FQHC Manual & “Incident to” Billing

Providers’ staff assumes that the FQHC manuals from CMS have allowed ‘incident to’ billing. Basically, chapter 13 of the Medicare Benefit Processing Manual (MBPM) refers to the conclusion. The chapter is summarized in the following bullet points;

  • 10.2 lists “incident to” services as covered
  • 120 reviews typical services rendered “incident to” a billable provider but most important… Medicare payment must meet PPS G code requirements
  • I.e., CHCs may receive PPS payment only when a face-to-face encounter occurs between a Medicare beneficiary and a CHC core provider.
  • And, even then, only if the core provider renders a service that falls under the CPT code range defined under the PPS G codes.
  • 120.1 includes several key elements…
  • Rendering staff must be 1099 or W-2 employees; i.e., no volunteer providers allowed… that is if the CHC wants to be paid.
  • Multiple “incident to” visits may result from a single core provider visit.
  • “Direct Supervision” is defined as the “billing provider MUST be “immediately available” in the CHC clinic area.
  • Medicare has used the phrase “within shouting distance.”

Difference Between “Incident to” and Locum Tenens Billing

Locum tenens and incident to are two different occupations and making no mistakes in understanding them will clear up the confusion.
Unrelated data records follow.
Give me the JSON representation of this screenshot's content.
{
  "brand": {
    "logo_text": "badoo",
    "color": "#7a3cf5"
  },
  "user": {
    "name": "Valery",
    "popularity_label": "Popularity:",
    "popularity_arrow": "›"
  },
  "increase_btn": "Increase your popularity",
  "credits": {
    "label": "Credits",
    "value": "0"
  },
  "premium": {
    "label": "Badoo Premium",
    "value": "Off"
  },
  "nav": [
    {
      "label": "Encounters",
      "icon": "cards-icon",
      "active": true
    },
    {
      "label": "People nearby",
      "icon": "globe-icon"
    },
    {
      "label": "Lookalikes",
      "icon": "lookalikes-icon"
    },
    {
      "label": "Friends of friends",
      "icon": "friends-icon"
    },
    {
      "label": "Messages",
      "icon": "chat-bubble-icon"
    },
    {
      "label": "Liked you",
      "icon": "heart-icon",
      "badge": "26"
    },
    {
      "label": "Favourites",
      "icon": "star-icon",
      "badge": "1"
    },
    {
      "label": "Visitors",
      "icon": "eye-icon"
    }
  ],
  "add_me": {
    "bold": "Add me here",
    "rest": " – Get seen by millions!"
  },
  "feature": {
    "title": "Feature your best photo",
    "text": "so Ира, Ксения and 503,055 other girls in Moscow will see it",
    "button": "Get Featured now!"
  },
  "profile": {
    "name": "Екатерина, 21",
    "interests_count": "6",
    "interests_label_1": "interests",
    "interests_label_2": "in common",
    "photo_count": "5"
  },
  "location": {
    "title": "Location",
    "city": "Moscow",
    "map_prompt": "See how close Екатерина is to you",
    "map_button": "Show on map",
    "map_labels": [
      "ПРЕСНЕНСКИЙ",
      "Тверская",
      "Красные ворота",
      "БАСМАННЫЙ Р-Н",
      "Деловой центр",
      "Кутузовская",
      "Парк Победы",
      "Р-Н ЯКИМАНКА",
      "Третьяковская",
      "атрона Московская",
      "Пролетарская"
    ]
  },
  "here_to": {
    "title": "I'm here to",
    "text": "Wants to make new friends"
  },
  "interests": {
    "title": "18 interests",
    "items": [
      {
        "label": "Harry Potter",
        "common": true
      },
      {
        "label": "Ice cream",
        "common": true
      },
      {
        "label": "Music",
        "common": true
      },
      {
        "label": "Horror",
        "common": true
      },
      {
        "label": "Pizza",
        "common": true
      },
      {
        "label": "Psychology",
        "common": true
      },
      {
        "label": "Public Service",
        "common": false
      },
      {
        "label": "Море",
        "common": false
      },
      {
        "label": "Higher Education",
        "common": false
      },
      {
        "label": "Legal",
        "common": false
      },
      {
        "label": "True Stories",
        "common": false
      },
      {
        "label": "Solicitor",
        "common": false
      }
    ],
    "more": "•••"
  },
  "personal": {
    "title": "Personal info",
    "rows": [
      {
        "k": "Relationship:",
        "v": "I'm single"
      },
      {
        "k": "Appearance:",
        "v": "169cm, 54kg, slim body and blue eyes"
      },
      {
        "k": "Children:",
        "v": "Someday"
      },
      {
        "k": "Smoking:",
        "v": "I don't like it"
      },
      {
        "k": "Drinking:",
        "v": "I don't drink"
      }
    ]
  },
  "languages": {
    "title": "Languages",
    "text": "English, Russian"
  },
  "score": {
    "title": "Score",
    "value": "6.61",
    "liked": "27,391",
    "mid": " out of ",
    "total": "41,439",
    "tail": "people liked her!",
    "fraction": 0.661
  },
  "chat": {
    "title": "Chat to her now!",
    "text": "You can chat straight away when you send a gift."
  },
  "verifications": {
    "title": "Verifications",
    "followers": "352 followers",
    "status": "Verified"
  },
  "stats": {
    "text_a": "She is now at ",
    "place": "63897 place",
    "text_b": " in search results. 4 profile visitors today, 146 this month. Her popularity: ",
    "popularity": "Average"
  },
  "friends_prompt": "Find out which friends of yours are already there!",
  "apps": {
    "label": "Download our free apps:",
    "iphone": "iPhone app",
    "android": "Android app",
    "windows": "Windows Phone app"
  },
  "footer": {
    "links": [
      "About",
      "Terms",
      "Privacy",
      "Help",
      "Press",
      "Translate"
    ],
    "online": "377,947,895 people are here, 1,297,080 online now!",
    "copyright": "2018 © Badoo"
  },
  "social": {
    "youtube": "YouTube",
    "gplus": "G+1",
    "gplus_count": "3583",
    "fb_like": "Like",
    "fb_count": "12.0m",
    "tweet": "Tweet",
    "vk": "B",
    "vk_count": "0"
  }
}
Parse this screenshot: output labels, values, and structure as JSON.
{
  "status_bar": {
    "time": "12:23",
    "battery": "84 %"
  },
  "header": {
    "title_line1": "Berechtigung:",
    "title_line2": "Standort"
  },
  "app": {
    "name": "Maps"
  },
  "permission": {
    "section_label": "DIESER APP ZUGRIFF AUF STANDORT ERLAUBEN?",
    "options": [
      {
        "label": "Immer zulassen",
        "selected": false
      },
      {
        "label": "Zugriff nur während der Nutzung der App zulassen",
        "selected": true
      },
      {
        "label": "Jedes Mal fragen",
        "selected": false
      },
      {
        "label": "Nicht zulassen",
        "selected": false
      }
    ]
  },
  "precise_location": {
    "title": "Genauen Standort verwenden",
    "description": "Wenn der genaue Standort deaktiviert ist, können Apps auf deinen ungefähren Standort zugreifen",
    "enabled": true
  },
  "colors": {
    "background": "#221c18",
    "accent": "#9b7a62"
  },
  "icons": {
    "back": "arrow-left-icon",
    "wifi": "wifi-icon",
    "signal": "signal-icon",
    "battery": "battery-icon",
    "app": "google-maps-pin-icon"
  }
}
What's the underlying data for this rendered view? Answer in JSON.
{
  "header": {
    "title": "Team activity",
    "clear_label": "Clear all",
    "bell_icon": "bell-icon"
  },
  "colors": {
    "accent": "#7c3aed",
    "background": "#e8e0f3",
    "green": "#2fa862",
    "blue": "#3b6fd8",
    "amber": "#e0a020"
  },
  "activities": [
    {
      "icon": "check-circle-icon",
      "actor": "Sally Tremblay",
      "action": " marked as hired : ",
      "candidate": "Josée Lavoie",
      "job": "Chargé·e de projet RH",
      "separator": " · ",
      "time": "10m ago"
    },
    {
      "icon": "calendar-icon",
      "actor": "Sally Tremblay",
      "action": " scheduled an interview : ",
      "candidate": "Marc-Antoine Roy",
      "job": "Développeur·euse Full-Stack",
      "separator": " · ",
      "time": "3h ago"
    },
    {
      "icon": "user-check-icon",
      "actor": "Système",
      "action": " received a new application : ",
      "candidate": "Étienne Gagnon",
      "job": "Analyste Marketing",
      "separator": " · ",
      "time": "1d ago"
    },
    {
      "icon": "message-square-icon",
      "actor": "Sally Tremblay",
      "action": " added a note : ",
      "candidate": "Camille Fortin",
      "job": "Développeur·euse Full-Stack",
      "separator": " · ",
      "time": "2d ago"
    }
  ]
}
Here’re a few summarized points that will make it easier for you to understand the difference between the two;

  •  The policy will be accepted under Medicare part B and the statute of substantial FFS (Fee-for-services) Medicare
  • Providers receive little Fee for service because of PPS payments
  • Third-party managed insurance policies and Medicaid may have policies for locum tenens billing and incident, but they cannot be assumed standard. In order to bill under Medicaid policies, the provider must need to find the substantiation document for care plans and policies.
  • –       Medicare does cover the services provided by the incident to and locum tenens only if there is a valid reason for the absence of the primary care provider or a medical reason behind the lack of face-to-face encounters between the patients and the provider.

Key Takeaway

Conclusively, based on the discussion carried out, it can be seen that a locum, or locum tenens, is regarded as a person who is temporarily fulfilling the duties of another. This term is mainly used for the clergy or physicians. The use of locum tenens providers has increased in recent years due to a number of factors, including the retirement of baby boomers, the increasing demand for healthcare services, and the Affordable Care Act.